Quella del Manchester United non è stata sin qui una stagione negativa, tuttavia non è stata nemmeno all’altezza delle aspettative. I Red Devils sono infatti secondi in campionato, ma staccati di ben 16 lunghezze dalla capolista Manchester City.
Il punto più basso dell’annata dello United è coinciso con l’eliminazione dalla Champions League per mano del Siviglia negli ottavi di finale del torneo, circostanza questa che ha fatto piovere addosso ai giocatori e soprattutto a José Mourinho una fitta pioggia di critiche.
Lo Special One, parlando alla CNN, ha rispedito tutto al mittente: “Capisco la frustrazione e la tristezza per l’eliminazione dalla Champions, non riesco però a capire altro. Nella storia del calcio mondiale abbiamo visto tanti grandi club vivere un momento di transizione per poi vincere con continuità. Sono fasi che fanno parte del calcio”.

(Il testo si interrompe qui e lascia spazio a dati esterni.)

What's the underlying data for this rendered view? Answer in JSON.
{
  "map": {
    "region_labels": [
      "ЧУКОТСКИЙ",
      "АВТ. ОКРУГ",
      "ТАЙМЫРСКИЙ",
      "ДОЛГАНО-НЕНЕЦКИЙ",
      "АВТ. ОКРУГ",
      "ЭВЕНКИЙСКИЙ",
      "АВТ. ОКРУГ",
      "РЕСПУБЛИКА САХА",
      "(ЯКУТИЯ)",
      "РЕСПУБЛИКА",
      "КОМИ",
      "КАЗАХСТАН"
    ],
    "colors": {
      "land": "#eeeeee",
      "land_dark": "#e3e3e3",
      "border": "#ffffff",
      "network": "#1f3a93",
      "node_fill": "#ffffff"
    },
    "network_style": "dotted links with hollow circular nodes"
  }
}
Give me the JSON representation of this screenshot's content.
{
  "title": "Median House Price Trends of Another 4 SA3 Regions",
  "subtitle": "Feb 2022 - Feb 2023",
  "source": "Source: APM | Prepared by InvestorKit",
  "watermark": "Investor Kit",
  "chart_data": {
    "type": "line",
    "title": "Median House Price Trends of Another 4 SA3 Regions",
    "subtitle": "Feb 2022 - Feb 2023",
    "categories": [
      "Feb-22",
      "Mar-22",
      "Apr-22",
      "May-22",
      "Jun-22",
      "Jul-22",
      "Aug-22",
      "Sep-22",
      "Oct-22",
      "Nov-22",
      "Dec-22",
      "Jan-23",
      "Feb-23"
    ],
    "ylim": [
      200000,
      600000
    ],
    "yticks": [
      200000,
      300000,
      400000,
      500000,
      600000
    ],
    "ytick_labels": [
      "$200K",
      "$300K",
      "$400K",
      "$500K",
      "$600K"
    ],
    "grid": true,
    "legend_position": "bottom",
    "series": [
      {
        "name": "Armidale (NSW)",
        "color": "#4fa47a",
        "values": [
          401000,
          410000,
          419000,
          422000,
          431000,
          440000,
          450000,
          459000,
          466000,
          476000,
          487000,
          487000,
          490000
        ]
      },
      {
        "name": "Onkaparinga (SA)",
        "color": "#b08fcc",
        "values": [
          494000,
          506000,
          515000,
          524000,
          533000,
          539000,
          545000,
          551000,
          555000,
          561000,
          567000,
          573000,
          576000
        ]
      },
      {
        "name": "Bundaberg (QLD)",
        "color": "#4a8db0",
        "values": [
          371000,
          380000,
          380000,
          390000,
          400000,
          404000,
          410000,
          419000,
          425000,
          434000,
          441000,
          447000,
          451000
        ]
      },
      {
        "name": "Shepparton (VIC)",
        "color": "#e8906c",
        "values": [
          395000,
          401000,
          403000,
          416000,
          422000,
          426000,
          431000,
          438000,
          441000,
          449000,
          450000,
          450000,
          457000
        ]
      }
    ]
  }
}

Mourinho non boccia il campionato del suo Manchester: “In questo momento chi conosce la Premier sa che c’è na squadra che negli ultimi anni è certamente più preparata di noi a vincere, lo United ha però ben 18 squadre alle sue spalle… 18. Ovviamente in futuro vorremmo averne 19, ora però è così”.

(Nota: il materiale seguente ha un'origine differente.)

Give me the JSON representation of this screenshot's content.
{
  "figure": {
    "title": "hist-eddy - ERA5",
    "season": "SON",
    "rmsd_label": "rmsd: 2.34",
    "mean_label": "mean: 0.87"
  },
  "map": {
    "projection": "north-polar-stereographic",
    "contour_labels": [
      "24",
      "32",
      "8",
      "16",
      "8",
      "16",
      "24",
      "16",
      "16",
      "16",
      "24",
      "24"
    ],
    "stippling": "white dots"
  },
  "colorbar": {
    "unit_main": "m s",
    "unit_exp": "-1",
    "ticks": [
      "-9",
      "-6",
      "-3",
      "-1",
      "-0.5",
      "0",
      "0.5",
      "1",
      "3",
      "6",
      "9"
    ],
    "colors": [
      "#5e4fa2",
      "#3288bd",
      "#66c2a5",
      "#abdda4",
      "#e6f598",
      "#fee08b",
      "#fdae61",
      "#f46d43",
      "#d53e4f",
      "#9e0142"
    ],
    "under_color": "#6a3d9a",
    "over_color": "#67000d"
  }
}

Il tecnico del Manchester United passa poi al contrattacco: “Chi ha cervello e buonsenso, chi conosce lo sport sa che siamo in un momento di transizione. E’ una fase che stiamo ancora gestendo e vogliamo farlo vincendo trofei come abbiamo fatto l’anno scorso e arrivando secondi in campionato. Al momento non possiamo ottenere di più”.